I am writing by candlelight this morning, sipping a cup of coffee that is perhaps more sugar and milk than anything else; the color is caramel, and in the semi-dark of this room, I can watch the steam rise from the mug, swirling and dancing itself into disappearance.
I woke up early this morning and my mind has been going non-stop. I went for a quick run, getting called out by friends I saw on their way to the spinning class I’d cajoled them into attending, upon promises that I would be there too. I excused myself by saying I didn’t have time, for I have work to do this morning for my second job. That is true, and this post won’t be long, or probably even proofread.
The thing I’m considering the most this morning is the idea of a perfect day. What is yours? No, no, don’t answer that; I’m not interested in the pat answer you would offer if someone who you didn’t really know said that to you. I’m not thinking of the curl-up-in-bed-watching-movies answer that so many of us would offer, and which does, admittedly, sound wonderful.

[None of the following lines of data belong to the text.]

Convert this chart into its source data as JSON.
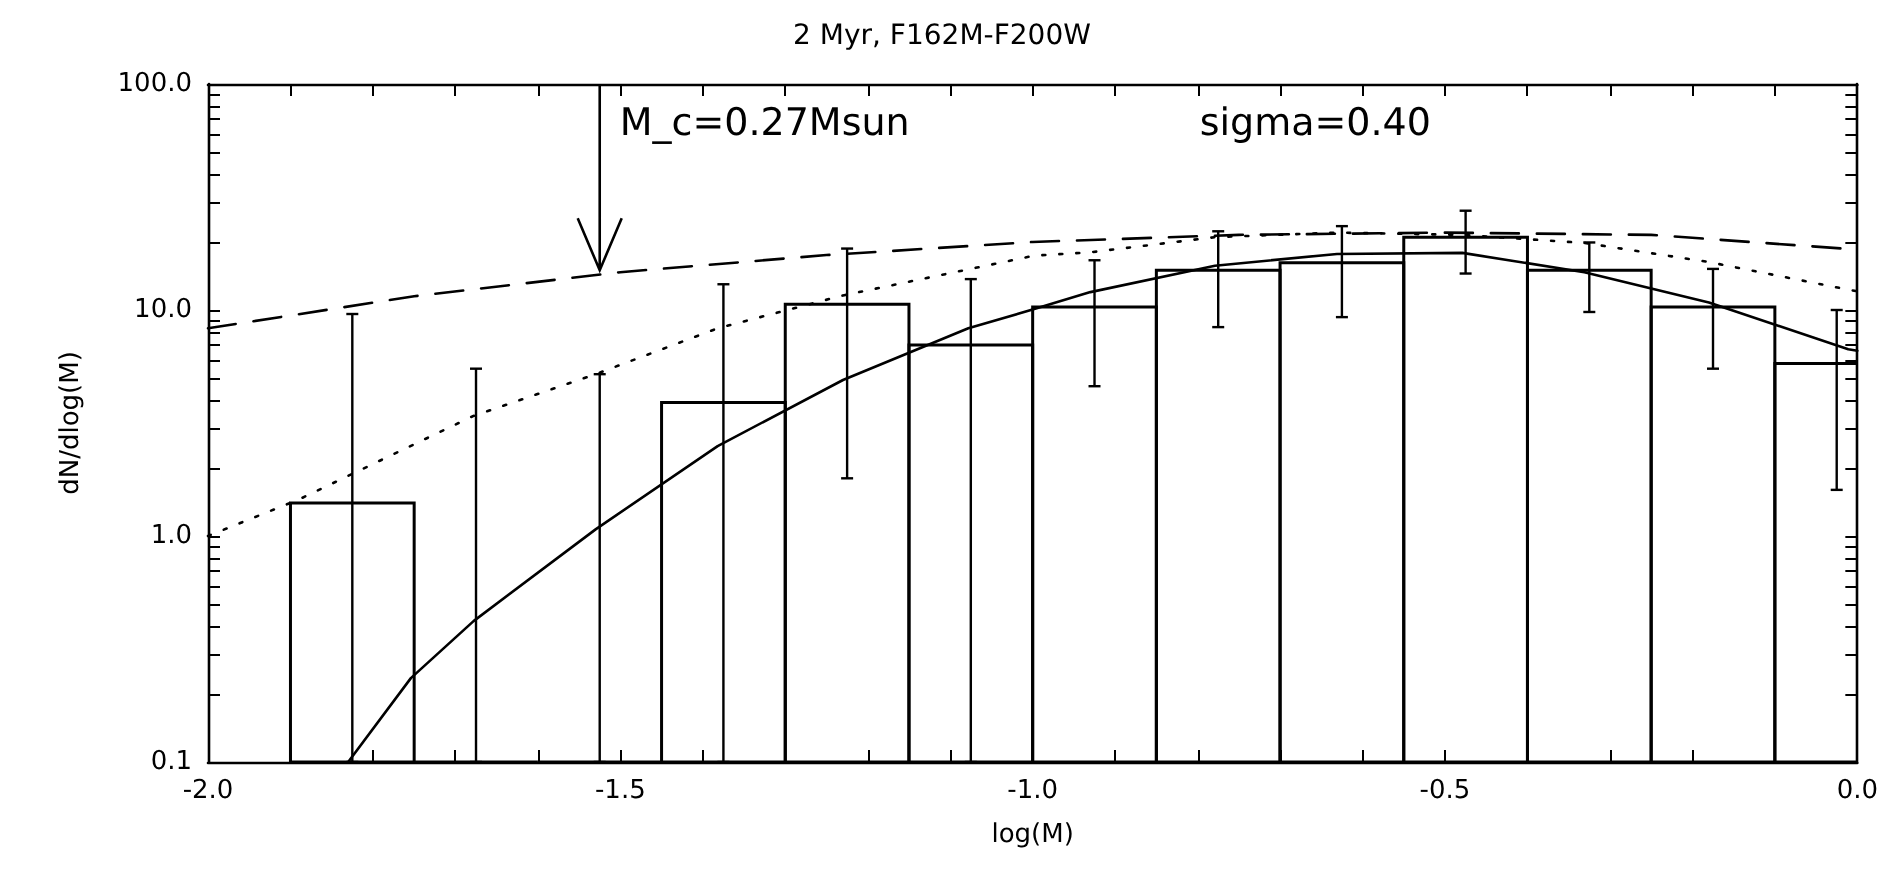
{
  "chart_data": {
    "type": "histogram",
    "title": "2 Myr, F162M-F200W",
    "xlabel": "log(M)",
    "ylabel": "dN/dlog(M)",
    "annotations": [
      {
        "text": "M_c=0.27Msun",
        "x": -1.525,
        "y": 15
      },
      "sigma=0.40"
    ],
    "bins": [
      -1.9,
      -1.75,
      -1.6,
      -1.45,
      -1.3,
      -1.15,
      -1.0,
      -0.85,
      -0.7,
      -0.55,
      -0.4,
      -0.25,
      -0.1,
      0.05
    ],
    "values": [
      1.4,
      0.1,
      0.1,
      3.9,
      10.6,
      7.0,
      10.3,
      15.0,
      16.2,
      21,
      15.0,
      10.3,
      5.8
    ],
    "errors": [
      [
        0.1,
        9.6
      ],
      [
        0.1,
        5.5
      ],
      [
        0.1,
        5.2
      ],
      [
        0.1,
        13
      ],
      [
        1.8,
        18.7
      ],
      [
        0.1,
        13.7
      ],
      [
        4.6,
        16.6
      ],
      [
        8.4,
        22.3
      ],
      [
        9.3,
        23.5
      ],
      [
        14.5,
        27.5
      ],
      [
        9.8,
        19.9
      ],
      [
        5.5,
        15.2
      ],
      [
        1.6,
        10
      ]
    ],
    "color": "#000000",
    "series": [
      {
        "type": "line",
        "color": "#000000",
        "line_style": "solid",
        "x": [
          -1.83,
          -1.754,
          -1.678,
          -1.53,
          -1.382,
          -1.23,
          -1.078,
          -0.998,
          -0.93,
          -0.779,
          -0.631,
          -0.479,
          -0.331,
          -0.18,
          -0.011,
          0.0
        ],
        "values": [
          0.1,
          0.235,
          0.42,
          1.07,
          2.5,
          4.9,
          8.3,
          10.1,
          12.0,
          15.7,
          17.7,
          17.9,
          14.7,
          10.8,
          6.7,
          6.6
        ]
      },
      {
        "type": "line",
        "color": "#000000",
        "line_style": "dotted",
        "x": [
          -2.0,
          -1.89,
          -1.678,
          -1.53,
          -1.382,
          -1.23,
          -0.998,
          -0.93,
          -0.779,
          -0.631,
          -0.479,
          -0.331,
          -0.18,
          -0.011,
          0.0
        ],
        "values": [
          1.0,
          1.45,
          3.4,
          5.2,
          8.3,
          11.6,
          17.4,
          18,
          21,
          22,
          21.5,
          19.8,
          16.3,
          12.3,
          12.1
        ]
      },
      {
        "type": "line",
        "color": "#000000",
        "line_style": "dashed",
        "x": [
          -2.0,
          -1.75,
          -1.5,
          -1.25,
          -1.0,
          -0.75,
          -0.5,
          -0.25,
          0.0
        ],
        "values": [
          8.3,
          11.5,
          14.7,
          17.5,
          20,
          21.5,
          22,
          21.5,
          18.5
        ]
      }
    ],
    "xlim": [
      -2.0,
      0.0
    ],
    "xticks": [
      {
        "value": -2,
        "label": "-2.0"
      },
      {
        "value": -1.9,
        "label": null
      },
      {
        "value": -1.8,
        "label": null
      },
      {
        "value": -1.7,
        "label": null
      },
      {
        "value": -1.6,
        "label": null
      },
      -1.5,
      {
        "value": -1.4,
        "label": null
      },
      {
        "value": -1.3,
        "label": null
      },
      {
        "value": -1.2,
        "label": null
      },
      {
        "value": -1.1,
        "label": null
      },
      {
        "value": -1,
        "label": "-1.0"
      },
      {
        "value": -0.9,
        "label": null
      },
      {
        "value": -0.8,
        "label": null
      },
      {
        "value": -0.7,
        "label": null
      },
      {
        "value": -0.6,
        "label": null
      },
      -0.5,
      {
        "value": -0.4,
        "label": null
      },
      {
        "value": -0.3,
        "label": null
      },
      {
        "value": -0.2,
        "label": null
      },
      {
        "value": -0.1,
        "label": null
      },
      {
        "value": 0,
        "label": "0.0"
      }
    ],
    "ylim": [
      0.1,
      100
    ],
    "log": "y",
    "yticks": [
      0.1,
      {
        "value": 0.2,
        "label": null
      },
      {
        "value": 0.3,
        "label": null
      },
      {
        "value": 0.4,
        "label": null
      },
      {
        "value": 0.5,
        "label": null
      },
      {
        "value": 0.6,
        "label": null
      },
      {
        "value": 0.7,
        "label": null
      },
      {
        "value": 0.8,
        "label": null
      },
      {
        "value": 0.9,
        "label": null
      },
      {
        "value": 1,
        "label": "1.0"
      },
      {
        "value": 2,
        "label": null
      },
      {
        "value": 3,
        "label": null
      },
      {
        "value": 4,
        "label": null
      },
      {
        "value": 5,
        "label": null
      },
      {
        "value": 6,
        "label": null
      },
      {
        "value": 7,
        "label": null
      },
      {
        "value": 8,
        "label": null
      },
      {
        "value": 9,
        "label": null
      },
      {
        "value": 10,
        "label": "10.0"
      },
      {
        "value": 20,
        "label": null
      },
      {
        "value": 30,
        "label": null
      },
      {
        "value": 40,
        "label": null
      },
      {
        "value": 50,
        "label": null
      },
      {
        "value": 60,
        "label": null
      },
      {
        "value": 70,
        "label": null
      },
      {
        "value": 80,
        "label": null
      },
      {
        "value": 90,
        "label": null
      },
      {
        "value": 100,
        "label": "100.0"
      }
    ],
    "grid": false
  }
}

Instead, I’m thinking of the perfect days you cannot yet imagine, because they have not yet happened. When I look at my entire life, I can think of a handful of experiences that truly lacked for nothing, which I wish I could build my life upon over and over. They are not the days I would describe if someone asked; they are the days that happened, exactly as they were supposed to happen, and I couldn’t have wished for them. They just came.
I know that every day contains good and bad, and that the ones that I’m thinking of now were not free from negativity, in all likelihood. But any that was there has been eclipsed by the positive, and by the joy.
My perfect days would mean nothing to you. I can’t describe them in detail in a way you would understand, because they are so tied to emotion, and so tied to the moment in which they happened, that they couldn’t be examined objectively, or shared fully with anyone who did not also experience them. Among many that I will remember for the rest of my life:
A day in a canoe.
An utterly stereotypical Parisian day.
A rainy summer evening.
An overnight in New York.
One morning, in my apartment in Virginia.
That time with the strawberry cheesecake ice cream.
A picnic at the ocean.
I don’t strive for perfection. As a good friend says, done is better than good. Still, when I am not seeking it or wishing for it or needing it, sometimes perfection finds me, anyway. On this morning, with its candles and coffee and thought, I’m reflecting on the many surprises of life. The possibility of those days is one of my favorites.